From Edward Braddock
Camp at Fort Cumberland [Md.] May 15. 1755
Instructions to George Washington Esq.
1. You will repair to Hampton in Virginia with as much expedition as may be; and ⟨immedi⟩ately upon your Arrivel there you will apply ⟨to⟩ John Hunter Esqr.1 for the Sum of Four tho⟨usand⟩ pounds Sterling, for which you will receive ⟨mutilated⟩2 from Mr Johnston, Deputy paymaster,3 paya⟨ble⟩ to yourself.
2. You will acquaint Mr Hunter from me that His Majesty’s Service under my direction, requires the further Sum of ten thousand pounds Sterling, to be sent to Fort Cumberland at this place, within the Space of two Months at farthest from this day, to be entrusted to the Care of such person as he shall choose for that purpose, who upon his a⟨rrival⟩ at the Fort with it, shall have a proper ⟨mutilated⟩4 appointed him for the safe Custody of it.
3. You will also acquaint Mr Hunter that ⟨mutilated⟩5 he shall Send with the said Money shall ⟨mutilated⟩6 reasonable Allowance for his Trouble; and that ⟨the⟩ Expence of Insurance and all other Charges t⟨hat⟩ may necessarily attend the Sending it shall be allow’d.
⟨4.⟩ You will continue at Hampton no longer than two7 Day’s at the farthest, and if you cannot in that time get the whole Sum of four thousand pounds from Mr Hunter, you will return to me as speedily as may be with such part of it as you shall be able to receive.
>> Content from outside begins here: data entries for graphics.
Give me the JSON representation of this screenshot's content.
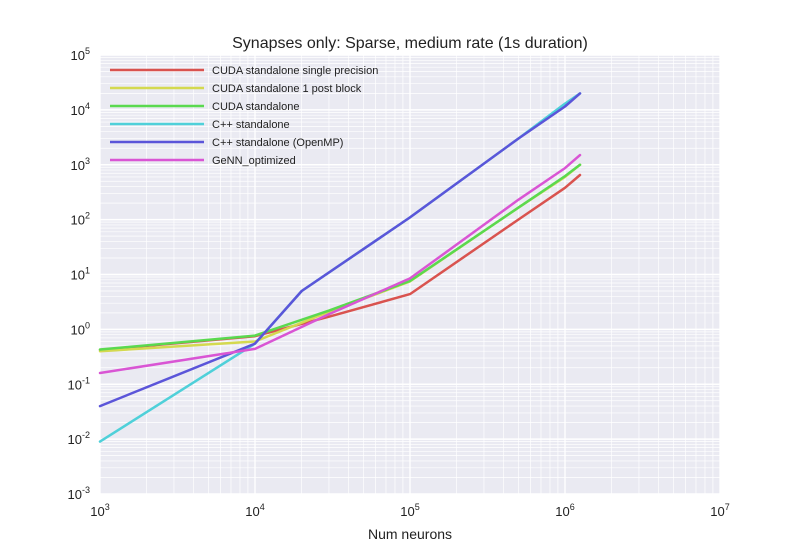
{
  "chart_data": {
    "type": "line",
    "title": "Synapses only: Sparse, medium rate (1s duration)",
    "xlabel": "Num neurons",
    "ylabel": "",
    "x_scale": "log",
    "y_scale": "log",
    "xlim": [
      1000,
      10000000
    ],
    "ylim": [
      0.001,
      100000
    ],
    "x_ticks": [
      {
        "base": "10",
        "exp": "3",
        "value": 1000
      },
      {
        "base": "10",
        "exp": "4",
        "value": 10000
      },
      {
        "base": "10",
        "exp": "5",
        "value": 100000
      },
      {
        "base": "10",
        "exp": "6",
        "value": 1000000
      },
      {
        "base": "10",
        "exp": "7",
        "value": 10000000
      }
    ],
    "y_ticks": [
      {
        "base": "10",
        "exp": "-3",
        "value": 0.001
      },
      {
        "base": "10",
        "exp": "-2",
        "value": 0.01
      },
      {
        "base": "10",
        "exp": "-1",
        "value": 0.1
      },
      {
        "base": "10",
        "exp": "0",
        "value": 1
      },
      {
        "base": "10",
        "exp": "1",
        "value": 10
      },
      {
        "base": "10",
        "exp": "2",
        "value": 100
      },
      {
        "base": "10",
        "exp": "3",
        "value": 1000
      },
      {
        "base": "10",
        "exp": "4",
        "value": 10000
      },
      {
        "base": "10",
        "exp": "5",
        "value": 100000
      }
    ],
    "grid": true,
    "legend_position": "top-left",
    "background": "#eaeaf2",
    "series": [
      {
        "name": "CUDA standalone single precision",
        "color": "#d9534f",
        "x": [
          1000,
          10000,
          30000,
          100000,
          500000,
          1000000,
          1250000
        ],
        "y": [
          0.42,
          0.75,
          1.7,
          4.4,
          100,
          380,
          650
        ]
      },
      {
        "name": "CUDA standalone 1 post block",
        "color": "#d4d94f",
        "x": [
          1000,
          10000,
          30000,
          100000,
          500000,
          1000000,
          1250000
        ],
        "y": [
          0.4,
          0.6,
          2.1,
          7.5,
          165,
          600,
          1000
        ]
      },
      {
        "name": "CUDA standalone",
        "color": "#5ad94f",
        "x": [
          1000,
          10000,
          30000,
          100000,
          500000,
          1000000,
          1250000
        ],
        "y": [
          0.43,
          0.77,
          2.2,
          7.6,
          165,
          620,
          1000
        ]
      },
      {
        "name": "C++ standalone",
        "color": "#4fd0d9",
        "x": [
          1000,
          10000,
          20000,
          100000,
          500000,
          1000000,
          1250000
        ],
        "y": [
          0.009,
          0.55,
          5,
          110,
          3000,
          13000,
          20000
        ]
      },
      {
        "name": "C++ standalone (OpenMP)",
        "color": "#5b55d9",
        "x": [
          1000,
          10000,
          20000,
          100000,
          500000,
          1000000,
          1250000
        ],
        "y": [
          0.04,
          0.55,
          5,
          110,
          3000,
          11500,
          20000
        ]
      },
      {
        "name": "GeNN_optimized",
        "color": "#d955d4",
        "x": [
          1000,
          10000,
          30000,
          100000,
          500000,
          1000000,
          1250000
        ],
        "y": [
          0.16,
          0.44,
          1.9,
          8.5,
          230,
          870,
          1500
        ]
      }
    ]
  }
}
5. You will take care to bring me a positive Answer from Mr Hunter, whether I may depend upon ten thousand Pounds being sent to Fort Cumberland by the time mention’d in these Instructions.
DS, DLC:GW. This document is written in the hand of Robert Orme except for the signature and the word “two” noted below, which are in Braddock’s hand. The manuscript is mutilated along much of the right-hand side of the first page and part of the left-hand side of the second page. The words and portions of words that appear in angle brackets are taken from Hamilton, Letters to Washington description begins Stanislaus Murray Hamilton, ed. Letters to Washington and Accompanying Papers. 5 vols. Boston and New York, 1898–1902. description ends , 1:60–61.
1. John Hunter, a justice of the Elizabeth City County court and colonel of the county’s militia, lived near Hampton on a plantation called Little England. As agent for Thomlinson & Hanbury, the London trading firm through which the British government transferred funds to its military forces in North America, he was responsible for negotiating bills of exchange and dispensing specie to the army’s deputy paymaster general as ordered by the commander in chief. GW’s role here was simply to act as a trusted courier between the agent and the deputy paymaster general. Hunter sold out his considerable business and land interests in Virginia in 1766 and went to England to live.
3. William Johnston, Braddock’s deputy paymaster general, arrived in Virginia from England during the latter part of Mar. 1755. On the day of Braddock’s defeat he was with the second division of the army far from the action. “It was a great happiness I was not with the general,” he wrote later; “if I had, the military chest, vouchers, and all my baggage would have been lost, and myself perhaps knocked on the head” (William Johnston to Frank —, 23 Sept. 1755, in Wilson, “Campaign of General Braddock,” description begins J. Cook Wilson. “The Campaign of General Braddock.” English Historical Review 1 (1886): 149–52. description ends 149–52). Johnston served the next year as a deputy paymaster general for Lord Loudoun, stationed for the most part at Albany, N.Y.
4. A guard would be needed to protect the courier from French and Indian raiding parties as he traveled from Fort Cumberland to wherever the army’s camp might be west of the mountains. See GW to John Augustine Washington, 28 June–2 July 1755, n.6. GW insisted on having an escort between Winchester and Fort Cumberland later this month when he brought the £4,000 to Braddock. See GW Memorandum, 15–30 May 1755, and GW to John Augustine Washington, 28 May 1755.
5. The words missing may be “the person.”
6. The missing portion may read “be given a” or “have a.”
7. The word “two” is in Braddock’s hand.